Implementing synthetic transaction monitoring to validate infrastructure-level connectivity and DNS resolution.
Managing log retention policies across environments to balance cost, compliance, and debugging utility.
Enabling distributed tracing for infrastructure-mediated calls (e.g., API gateways, service meshes).

Module 5: Security and Compliance Automation

Embedding CIS benchmark checks into CI/CD pipelines using tools like Checkov or Terrascan.
Automating certificate rotation for load balancers and internal services using private CAs and scheduled jobs.
Enforcing network segmentation through automated VPC flow log analysis and policy updates.
Managing IAM role inheritance and least privilege in multi-account cloud environments with service control policies.
Implementing just-enough-access (JEA) for infrastructure operators using temporary role assumption.
Generating compliance evidence packages from infrastructure state and audit logs for external review cycles.
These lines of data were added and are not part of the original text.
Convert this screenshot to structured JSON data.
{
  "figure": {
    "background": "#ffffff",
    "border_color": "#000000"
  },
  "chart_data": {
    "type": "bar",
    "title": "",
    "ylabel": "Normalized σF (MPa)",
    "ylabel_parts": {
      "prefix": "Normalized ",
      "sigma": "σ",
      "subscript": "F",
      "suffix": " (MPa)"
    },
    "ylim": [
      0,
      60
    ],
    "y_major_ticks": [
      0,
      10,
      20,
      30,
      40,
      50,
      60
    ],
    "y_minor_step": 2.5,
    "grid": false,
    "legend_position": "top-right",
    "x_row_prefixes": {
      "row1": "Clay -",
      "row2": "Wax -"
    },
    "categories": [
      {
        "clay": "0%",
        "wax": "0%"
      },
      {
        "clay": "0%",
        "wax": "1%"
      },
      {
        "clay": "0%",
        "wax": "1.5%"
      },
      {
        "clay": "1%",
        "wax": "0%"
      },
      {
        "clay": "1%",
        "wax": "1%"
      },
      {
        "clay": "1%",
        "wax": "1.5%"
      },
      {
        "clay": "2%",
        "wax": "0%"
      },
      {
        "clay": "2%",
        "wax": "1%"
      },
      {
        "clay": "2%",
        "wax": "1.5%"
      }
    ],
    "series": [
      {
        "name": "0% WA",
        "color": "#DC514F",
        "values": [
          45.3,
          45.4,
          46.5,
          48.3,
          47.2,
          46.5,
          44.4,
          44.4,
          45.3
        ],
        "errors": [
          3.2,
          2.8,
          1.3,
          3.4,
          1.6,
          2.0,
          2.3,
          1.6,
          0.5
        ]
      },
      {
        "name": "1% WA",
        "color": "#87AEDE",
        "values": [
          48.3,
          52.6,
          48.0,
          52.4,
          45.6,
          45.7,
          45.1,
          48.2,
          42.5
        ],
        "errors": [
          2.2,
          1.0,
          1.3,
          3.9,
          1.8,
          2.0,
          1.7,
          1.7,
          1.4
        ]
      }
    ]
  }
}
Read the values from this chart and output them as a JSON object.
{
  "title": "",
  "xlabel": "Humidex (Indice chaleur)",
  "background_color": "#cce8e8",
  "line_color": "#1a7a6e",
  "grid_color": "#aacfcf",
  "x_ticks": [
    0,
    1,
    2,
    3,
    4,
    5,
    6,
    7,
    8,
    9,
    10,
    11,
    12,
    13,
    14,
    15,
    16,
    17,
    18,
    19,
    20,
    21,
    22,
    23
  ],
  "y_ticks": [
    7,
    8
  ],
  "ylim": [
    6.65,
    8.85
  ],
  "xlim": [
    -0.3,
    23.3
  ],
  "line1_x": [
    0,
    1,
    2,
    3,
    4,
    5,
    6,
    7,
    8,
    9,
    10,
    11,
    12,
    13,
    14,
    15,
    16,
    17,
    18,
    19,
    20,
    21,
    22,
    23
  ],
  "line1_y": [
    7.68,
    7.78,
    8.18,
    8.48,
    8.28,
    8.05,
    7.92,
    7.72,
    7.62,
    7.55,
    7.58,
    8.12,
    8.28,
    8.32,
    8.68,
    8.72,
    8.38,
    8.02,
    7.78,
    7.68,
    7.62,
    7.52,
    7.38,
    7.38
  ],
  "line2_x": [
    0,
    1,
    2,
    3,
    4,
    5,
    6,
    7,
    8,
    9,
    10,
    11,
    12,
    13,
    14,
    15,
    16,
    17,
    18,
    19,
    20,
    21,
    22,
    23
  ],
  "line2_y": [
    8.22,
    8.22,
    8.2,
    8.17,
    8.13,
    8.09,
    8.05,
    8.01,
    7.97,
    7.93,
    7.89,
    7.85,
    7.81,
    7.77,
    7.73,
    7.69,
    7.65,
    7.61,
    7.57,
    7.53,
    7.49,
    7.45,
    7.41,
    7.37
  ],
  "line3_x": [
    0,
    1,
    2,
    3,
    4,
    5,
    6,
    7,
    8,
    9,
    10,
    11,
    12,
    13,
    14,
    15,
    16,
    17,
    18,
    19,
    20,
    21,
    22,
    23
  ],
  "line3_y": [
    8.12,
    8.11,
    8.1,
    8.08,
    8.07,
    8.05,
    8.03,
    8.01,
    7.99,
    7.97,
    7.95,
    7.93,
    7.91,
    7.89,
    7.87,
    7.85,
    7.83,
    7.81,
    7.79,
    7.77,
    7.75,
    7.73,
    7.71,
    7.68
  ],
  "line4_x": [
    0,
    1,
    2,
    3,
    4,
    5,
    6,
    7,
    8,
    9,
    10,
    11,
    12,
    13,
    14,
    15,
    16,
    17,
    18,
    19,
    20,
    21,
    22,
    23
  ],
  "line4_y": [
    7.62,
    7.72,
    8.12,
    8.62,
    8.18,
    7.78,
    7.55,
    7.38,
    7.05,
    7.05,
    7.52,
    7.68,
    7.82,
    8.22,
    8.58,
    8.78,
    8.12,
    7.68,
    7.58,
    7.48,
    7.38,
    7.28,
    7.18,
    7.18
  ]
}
Module 6: Scalability and Resilience Engineering

Designing autoscaling groups with predictive and reactive scaling policies based on historical load patterns.
Implementing multi-AZ and multi-region failover for stateful services with data replication SLAs.
Testing infrastructure resilience using controlled chaos engineering experiments in staging environments.
Managing stateful workloads (e.g., databases) with automated backup, restore, and point-in-time recovery workflows.
Optimizing cold start behavior for serverless infrastructure through provisioned concurrency and pre-warming.
Validating disaster recovery runbooks with automated execution simulations and RTO/RPO tracking.

Module 7: Cost Governance and Optimization

Allocating cloud spend to business units using granular tagging and cost allocation reports.
Automating resource scheduling for non-production environments using start/stop policies by team.
Right-sizing compute instances based on utilization telemetry and performance baselines.
Implementing commitment tracking for reserved instances and savings plans across hybrid environments.
Flagging underutilized resources (e.g., idle load balancers, unattached disks) with automated remediation workflows.
Integrating cost impact analysis into pull requests using tools like Infracost or CloudHealth APIs.

Module 8: Platform Team Operations and Feedback Loops

Managing self-service infrastructure portals with guardrails while accommodating edge use cases.
Collecting and prioritizing infrastructure feature requests from development teams using issue triage workflows.
Operating internal SLAs for infrastructure provisioning and incident response with public status dashboards.
Conducting blameless postmortems for infrastructure outages with action item tracking.
Rotating platform engineers through on-call duties to maintain operational empathy and system familiarity.
Measuring platform adoption and usability through deployment frequency and mean time to provision metrics.